Hopefully an easy question - post scaffolding add parameters

Okay, so I've got a User class. It has :username and :password. I now decide to be google and store every bit of information I can possibly find about the user. So now I have :street :city :state :zip :email :et cetera. Because I have stepped on my rake, I can't use it (ie shared host, so no rake). I have already added the fields appropriately to the database. Now, I need to figure out how to add them (preferably simply) to the show.rhtml file created by my scaffolding. I looked for something like @user.to_html, but that didn't work right off the bat. Is there a simple method of getting all the info into an HTML form easily? I know I could just do a for each attribute type of loop, but is there a pre- defined way? I'm trying to keep this program simple at first, lol.

-Ryan

Also, the only ones that show up in new.rhtml and index.rhtml are the old :username and :password.
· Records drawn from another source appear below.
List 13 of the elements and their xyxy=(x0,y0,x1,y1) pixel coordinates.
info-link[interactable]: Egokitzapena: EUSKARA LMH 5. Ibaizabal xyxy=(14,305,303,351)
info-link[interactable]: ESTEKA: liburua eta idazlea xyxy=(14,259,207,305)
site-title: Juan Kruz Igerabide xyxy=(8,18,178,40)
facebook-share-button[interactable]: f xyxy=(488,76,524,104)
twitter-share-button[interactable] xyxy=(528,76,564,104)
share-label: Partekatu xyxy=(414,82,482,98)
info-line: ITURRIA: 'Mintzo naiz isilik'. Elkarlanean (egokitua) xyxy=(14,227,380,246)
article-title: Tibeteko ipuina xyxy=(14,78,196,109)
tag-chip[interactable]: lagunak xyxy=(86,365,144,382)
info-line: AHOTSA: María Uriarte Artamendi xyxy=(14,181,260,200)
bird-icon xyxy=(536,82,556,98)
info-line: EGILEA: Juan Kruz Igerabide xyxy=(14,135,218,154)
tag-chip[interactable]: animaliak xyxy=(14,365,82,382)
I'll need to be able to change them quickly too, if possible enough.

And note, I can rake on my dev environment. So if there's a generator that will automatically detect these in the database, that would be very Ruby Rockstar ish. (inside joke).

-Ryan

Furthermore, using Rails 1.2.6. :slight_smile:

No there is no predefined way. You could use a form builder to make it slightly easier on yourself (this is covered in Rails Recipes, and probably on the web somewhere), but you will have to still type out all the tags.

Isn't there a method like scaffold :user

That is supposed to do that when put in the controller? (I haven't gotten it to work yet right, but it did make my index work correctly)

-Ryan

From what I understand of your first post, you now want to be able to see those fields within the form view so that you can start adding data to it.

What you'll have to do is look in the controllers' view folder. From there look at the partial file '_form.rhtml' within there you'll have to manually add the new fields into that form file. Just copy and paste one of the already listed text_field and update the names to reflect the information you would like to store, making sure it matches the names in your database model of course.

You could also just regenerate the scaffold. Any non identical file will be asked to be overwritten, only confirm the _form.rhtml file.

kopf1988 wrote:

Isn't there a method like scaffold :user

That is supposed to do that when put in the controller? (I haven't gotten it to work yet right, but it did make my index work correctly)

-Ryan

That should work in Rails 1.2.6 (though it may bring up a deprecation warning), but not in Rails 2.0. In Rails 2.0, you can add it back using a plugin.